Change the qualifying rules. Qualifying tests, also known as offset provisions, used to coordinate workers’ compensation and SSDI benefits vary in states. For example, reverse-offset rules that allow a reduction of workers’ compensation benefits for workers also receiving federal disability insurance remain in 15 states, including California, Florida and New Jersey. 

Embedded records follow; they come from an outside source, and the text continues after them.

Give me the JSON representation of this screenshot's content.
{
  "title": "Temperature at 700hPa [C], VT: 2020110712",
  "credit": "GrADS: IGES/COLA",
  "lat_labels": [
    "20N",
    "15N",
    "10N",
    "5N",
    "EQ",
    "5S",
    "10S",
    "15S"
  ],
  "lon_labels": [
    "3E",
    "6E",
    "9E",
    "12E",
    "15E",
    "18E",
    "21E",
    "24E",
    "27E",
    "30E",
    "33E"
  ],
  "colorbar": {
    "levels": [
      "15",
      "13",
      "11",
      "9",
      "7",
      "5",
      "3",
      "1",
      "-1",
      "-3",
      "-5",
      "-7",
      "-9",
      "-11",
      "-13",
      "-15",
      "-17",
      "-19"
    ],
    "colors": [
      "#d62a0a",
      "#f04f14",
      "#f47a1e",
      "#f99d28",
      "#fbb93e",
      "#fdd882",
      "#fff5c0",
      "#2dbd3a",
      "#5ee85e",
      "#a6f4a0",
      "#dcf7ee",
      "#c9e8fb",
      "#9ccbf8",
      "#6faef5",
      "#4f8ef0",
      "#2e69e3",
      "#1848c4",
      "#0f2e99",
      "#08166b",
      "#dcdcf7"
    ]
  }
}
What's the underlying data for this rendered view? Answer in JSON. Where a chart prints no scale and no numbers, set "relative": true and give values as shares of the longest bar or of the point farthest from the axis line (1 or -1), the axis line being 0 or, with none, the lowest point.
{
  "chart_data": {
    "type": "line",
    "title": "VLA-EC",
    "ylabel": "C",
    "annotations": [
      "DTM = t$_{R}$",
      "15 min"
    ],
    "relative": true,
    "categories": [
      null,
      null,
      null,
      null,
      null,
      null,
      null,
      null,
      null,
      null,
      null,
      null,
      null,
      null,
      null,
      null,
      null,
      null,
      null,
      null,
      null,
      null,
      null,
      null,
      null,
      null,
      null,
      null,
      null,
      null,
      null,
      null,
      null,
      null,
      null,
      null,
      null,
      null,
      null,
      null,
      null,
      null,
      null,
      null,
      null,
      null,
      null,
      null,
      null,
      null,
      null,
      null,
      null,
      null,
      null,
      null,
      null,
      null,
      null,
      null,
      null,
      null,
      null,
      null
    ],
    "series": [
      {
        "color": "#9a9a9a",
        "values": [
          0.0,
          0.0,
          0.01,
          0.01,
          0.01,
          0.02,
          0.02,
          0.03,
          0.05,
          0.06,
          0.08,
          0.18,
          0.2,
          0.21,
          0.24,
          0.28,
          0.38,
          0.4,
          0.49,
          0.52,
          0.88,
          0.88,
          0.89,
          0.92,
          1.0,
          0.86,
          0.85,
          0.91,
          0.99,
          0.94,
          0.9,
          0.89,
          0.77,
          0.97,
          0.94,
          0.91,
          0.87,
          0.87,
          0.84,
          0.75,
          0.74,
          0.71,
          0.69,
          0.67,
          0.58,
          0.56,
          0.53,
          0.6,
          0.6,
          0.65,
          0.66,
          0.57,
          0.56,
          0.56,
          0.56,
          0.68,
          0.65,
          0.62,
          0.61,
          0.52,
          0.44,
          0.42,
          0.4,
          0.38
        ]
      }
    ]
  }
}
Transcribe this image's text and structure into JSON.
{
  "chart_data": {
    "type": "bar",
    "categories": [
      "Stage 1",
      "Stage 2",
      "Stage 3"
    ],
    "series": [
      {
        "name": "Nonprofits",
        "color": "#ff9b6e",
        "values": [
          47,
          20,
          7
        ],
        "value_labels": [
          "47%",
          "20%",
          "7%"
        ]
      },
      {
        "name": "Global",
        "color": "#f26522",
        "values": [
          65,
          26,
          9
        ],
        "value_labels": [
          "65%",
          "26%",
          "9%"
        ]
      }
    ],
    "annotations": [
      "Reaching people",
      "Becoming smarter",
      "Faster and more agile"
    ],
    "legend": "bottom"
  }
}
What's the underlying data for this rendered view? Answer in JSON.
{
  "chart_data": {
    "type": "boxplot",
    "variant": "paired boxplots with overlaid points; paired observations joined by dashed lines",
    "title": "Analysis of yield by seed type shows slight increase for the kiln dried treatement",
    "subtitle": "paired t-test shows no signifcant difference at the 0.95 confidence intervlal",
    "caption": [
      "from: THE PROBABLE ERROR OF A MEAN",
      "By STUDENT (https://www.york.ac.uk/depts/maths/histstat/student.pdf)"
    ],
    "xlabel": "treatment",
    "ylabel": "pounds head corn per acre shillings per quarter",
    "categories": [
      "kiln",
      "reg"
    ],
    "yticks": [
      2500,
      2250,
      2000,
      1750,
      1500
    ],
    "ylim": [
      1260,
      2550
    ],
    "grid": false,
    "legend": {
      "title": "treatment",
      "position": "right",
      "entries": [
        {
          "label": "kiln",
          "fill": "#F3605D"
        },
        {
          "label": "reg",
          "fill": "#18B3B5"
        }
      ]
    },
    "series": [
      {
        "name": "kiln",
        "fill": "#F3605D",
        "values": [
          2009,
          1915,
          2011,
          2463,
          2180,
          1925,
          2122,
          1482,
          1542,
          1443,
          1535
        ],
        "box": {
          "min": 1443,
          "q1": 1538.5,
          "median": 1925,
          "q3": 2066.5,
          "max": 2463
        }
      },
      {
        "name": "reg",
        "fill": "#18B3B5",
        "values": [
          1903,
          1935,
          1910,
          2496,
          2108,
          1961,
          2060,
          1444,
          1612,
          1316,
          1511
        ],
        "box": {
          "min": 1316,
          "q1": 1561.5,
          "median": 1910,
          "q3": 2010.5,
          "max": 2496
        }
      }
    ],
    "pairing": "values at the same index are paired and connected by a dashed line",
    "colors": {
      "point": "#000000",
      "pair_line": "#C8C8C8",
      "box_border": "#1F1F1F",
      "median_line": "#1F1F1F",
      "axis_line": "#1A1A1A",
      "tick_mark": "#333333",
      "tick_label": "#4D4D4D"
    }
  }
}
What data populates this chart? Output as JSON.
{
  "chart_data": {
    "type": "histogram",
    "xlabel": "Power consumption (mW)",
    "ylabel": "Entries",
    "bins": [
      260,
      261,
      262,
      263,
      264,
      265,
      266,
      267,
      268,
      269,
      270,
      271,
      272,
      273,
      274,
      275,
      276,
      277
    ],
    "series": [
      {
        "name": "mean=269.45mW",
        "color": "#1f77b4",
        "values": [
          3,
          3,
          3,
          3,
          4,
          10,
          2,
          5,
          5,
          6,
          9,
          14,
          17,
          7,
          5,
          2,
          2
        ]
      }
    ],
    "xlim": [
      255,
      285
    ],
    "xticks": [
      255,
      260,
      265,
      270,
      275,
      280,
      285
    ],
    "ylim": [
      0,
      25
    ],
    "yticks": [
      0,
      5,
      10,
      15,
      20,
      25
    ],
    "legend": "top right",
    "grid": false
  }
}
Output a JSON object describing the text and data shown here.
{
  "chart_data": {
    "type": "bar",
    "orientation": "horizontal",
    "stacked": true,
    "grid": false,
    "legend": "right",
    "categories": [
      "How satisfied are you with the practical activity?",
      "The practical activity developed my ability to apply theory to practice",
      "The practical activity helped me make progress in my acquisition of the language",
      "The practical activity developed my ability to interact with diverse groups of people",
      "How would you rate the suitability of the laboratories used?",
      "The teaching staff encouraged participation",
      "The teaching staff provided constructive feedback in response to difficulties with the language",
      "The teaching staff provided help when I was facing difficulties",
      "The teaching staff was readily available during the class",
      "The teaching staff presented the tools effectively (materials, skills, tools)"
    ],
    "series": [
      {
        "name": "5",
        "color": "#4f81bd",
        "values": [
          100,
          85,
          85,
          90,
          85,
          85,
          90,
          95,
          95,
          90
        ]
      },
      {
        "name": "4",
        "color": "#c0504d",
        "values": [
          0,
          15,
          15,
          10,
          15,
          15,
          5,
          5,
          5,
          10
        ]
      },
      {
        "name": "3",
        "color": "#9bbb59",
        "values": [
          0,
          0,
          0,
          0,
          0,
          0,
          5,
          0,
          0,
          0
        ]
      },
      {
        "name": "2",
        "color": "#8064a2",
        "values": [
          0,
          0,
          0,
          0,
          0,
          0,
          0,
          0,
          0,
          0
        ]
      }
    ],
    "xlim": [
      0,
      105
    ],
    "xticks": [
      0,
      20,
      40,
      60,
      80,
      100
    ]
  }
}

Many states have made it more difficult to qualify for workers’ compensation payments, resulting in federal disability insurance covering more injured workers. Burton and Guo suggest when workers qualify for both workers’ compensation and SSDI that workers’ compensation be the primary payer if the injury or illness is the result of a work injury. They recommend:

  • eliminating the reverse-offset provision
  • requiring all states workers’ compensation programs to provide the Social Security Administration with electronic data for all cases that pay workers’ compensation benefits to ensure a fair allotment of both workers’ compensation and SSDI payments to eligible workers

Burton and Guo’s study is among 12 in the McCrery-Pomeroy SSDI Solutions Initiative volume released this week. Former Congressmen Jim McCrery (R-LA) and Earl Pomeroy (D-ND) launched the McCrery-Pomeroy SSDI Solutions Initiative, a bipartisan effort to identify potential improvements to the SSDI program. It is a project of the Committee for a Responsible Federal Budget, a bipartisan, nonprofit organization committed to educating the public about fiscal policy that affects everyone.

“Though the bipartisan budget act of Congress in October 2015 punted the issue down the field, there still are a number of areas ripe for improvement within the SSDI program,” said Corbin Evans, the committee’s legislative and engagement associate. “The hope is we can encourage government to actually govern when there’s not a crisis and make improvements before they are absolutely needed.”